Figuur:  Unieke cliënten Wmo excl. beschermd wonen naar zorgsoort

De volgende figuur toont een verdere uitsplitsing van de voorzieningen naar zogenaamde productcategorie (landelijke rubricering). Hulp bij het huishouden en vervoervoorzieningen laten daarbij met afstand de grootste cliëntenaantallen zien, gevolgd door begeleiding en woonvoorzieningen, en vervolgens rolstoelen en dagbesteding. Volgens de registratiegegevens bevindt zich binnen de Wmo-ondersteuning over 2019 inmiddels een groep van 180 cliënten die vanuit de brede basisteams (beschikkingsvrije) begeleiding heeft gehad (pilot in Lindenholt en Nijmegen-Zuid).

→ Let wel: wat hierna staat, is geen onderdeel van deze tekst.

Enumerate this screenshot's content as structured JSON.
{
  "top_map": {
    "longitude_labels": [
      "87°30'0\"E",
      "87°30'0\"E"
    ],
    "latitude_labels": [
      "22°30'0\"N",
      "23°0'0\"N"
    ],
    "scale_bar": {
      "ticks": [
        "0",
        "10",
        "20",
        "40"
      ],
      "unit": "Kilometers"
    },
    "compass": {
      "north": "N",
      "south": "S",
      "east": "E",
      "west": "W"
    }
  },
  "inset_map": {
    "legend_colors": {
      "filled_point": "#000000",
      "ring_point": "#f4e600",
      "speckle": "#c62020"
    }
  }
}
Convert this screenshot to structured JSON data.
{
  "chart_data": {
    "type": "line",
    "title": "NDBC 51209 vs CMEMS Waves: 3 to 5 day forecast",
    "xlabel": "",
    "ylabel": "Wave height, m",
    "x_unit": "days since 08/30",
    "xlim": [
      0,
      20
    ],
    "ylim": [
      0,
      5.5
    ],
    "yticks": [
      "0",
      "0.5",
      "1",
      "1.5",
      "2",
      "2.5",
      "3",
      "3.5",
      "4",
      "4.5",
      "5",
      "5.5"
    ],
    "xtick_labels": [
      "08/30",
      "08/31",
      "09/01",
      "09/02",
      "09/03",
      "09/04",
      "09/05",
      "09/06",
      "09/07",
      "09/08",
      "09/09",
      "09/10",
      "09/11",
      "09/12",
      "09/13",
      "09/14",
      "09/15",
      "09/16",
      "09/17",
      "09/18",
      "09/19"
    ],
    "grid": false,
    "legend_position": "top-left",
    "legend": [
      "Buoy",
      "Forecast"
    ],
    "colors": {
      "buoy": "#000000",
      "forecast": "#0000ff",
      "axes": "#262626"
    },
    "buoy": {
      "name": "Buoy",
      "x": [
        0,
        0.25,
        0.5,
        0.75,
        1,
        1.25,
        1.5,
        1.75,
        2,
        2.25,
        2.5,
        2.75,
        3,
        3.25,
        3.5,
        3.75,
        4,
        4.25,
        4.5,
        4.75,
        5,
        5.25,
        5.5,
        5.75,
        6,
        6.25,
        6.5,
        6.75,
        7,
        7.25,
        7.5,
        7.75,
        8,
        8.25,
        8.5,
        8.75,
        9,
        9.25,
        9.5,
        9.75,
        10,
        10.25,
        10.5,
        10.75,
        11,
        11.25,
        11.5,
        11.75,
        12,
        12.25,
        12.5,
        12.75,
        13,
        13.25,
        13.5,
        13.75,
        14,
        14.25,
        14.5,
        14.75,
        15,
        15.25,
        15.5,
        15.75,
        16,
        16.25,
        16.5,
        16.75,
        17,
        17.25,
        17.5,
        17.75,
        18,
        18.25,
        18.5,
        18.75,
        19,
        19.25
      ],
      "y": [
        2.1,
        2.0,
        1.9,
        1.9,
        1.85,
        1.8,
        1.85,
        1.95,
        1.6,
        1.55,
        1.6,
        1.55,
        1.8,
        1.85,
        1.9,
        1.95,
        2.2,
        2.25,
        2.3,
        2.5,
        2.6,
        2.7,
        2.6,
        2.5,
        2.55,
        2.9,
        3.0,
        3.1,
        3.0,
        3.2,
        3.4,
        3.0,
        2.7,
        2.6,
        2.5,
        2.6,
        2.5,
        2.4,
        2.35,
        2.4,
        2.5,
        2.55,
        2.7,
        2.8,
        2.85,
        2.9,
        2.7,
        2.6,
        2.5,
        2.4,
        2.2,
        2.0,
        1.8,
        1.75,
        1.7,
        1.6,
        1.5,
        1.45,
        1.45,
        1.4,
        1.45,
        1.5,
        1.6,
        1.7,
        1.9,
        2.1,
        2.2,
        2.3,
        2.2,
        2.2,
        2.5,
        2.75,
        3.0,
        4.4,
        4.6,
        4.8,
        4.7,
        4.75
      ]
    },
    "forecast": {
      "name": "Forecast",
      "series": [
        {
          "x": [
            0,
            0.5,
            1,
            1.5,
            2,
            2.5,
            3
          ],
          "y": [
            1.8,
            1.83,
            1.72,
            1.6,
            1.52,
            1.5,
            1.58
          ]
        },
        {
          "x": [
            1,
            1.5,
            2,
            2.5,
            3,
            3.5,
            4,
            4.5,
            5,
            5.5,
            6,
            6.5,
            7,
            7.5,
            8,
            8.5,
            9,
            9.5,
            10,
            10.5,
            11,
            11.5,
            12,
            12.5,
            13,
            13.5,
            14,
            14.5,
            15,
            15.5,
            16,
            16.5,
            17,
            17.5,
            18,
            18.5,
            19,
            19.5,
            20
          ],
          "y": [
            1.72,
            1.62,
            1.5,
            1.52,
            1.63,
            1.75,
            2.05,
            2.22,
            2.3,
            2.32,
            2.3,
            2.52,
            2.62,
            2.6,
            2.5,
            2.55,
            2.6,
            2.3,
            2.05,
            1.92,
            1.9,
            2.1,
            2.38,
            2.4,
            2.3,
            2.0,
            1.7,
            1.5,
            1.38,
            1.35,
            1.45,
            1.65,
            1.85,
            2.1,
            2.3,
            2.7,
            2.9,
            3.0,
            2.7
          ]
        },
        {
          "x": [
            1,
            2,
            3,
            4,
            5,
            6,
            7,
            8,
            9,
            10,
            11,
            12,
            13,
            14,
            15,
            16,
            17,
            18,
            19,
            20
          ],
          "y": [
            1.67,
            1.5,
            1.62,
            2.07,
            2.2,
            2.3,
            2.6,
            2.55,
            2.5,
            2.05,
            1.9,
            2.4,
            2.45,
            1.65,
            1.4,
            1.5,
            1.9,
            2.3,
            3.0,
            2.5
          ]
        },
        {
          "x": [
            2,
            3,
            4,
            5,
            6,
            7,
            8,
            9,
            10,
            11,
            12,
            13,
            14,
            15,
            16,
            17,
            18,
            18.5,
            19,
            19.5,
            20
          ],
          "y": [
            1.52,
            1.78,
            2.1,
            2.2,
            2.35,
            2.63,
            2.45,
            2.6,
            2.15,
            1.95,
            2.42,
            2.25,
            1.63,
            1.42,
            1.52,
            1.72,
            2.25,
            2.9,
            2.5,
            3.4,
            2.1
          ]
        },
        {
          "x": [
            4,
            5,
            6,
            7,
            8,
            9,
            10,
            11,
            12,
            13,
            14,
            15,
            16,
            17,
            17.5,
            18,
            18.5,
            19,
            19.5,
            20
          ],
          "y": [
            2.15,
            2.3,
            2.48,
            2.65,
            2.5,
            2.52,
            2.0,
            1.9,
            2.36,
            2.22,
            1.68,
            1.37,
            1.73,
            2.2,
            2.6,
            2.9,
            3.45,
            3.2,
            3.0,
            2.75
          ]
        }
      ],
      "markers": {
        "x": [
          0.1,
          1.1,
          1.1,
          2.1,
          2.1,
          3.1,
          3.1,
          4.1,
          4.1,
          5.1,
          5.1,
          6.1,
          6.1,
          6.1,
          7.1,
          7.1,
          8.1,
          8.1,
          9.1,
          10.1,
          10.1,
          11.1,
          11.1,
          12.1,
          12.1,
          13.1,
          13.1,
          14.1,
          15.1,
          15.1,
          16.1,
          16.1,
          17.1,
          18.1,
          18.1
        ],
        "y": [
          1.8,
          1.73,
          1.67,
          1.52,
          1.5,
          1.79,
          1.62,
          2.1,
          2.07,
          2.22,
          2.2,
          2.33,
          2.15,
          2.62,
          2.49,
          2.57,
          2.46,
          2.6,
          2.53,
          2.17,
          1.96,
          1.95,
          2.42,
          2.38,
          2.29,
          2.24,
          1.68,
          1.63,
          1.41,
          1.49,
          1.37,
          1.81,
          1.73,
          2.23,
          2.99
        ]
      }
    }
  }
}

Figuur: Aantal cliënten Wmo 2019  (excl. beschermd wonen) naar productcategorie

Spreiding cliënten over de stad

In absolute zin zijn Zuid (met daarbinnen Hatert), Dukenburg en Oost de stadsdelen met de meeste cliënten. In relatieve zin, gecorrigeerd naar het aantal inwoners per stadsdeel, zijn dat Hatert (ca. 14% van de volwassen bevolking), gevolgd door Dukenburg, Nieuw-West en (rest) Zuid (ca. 10-11%).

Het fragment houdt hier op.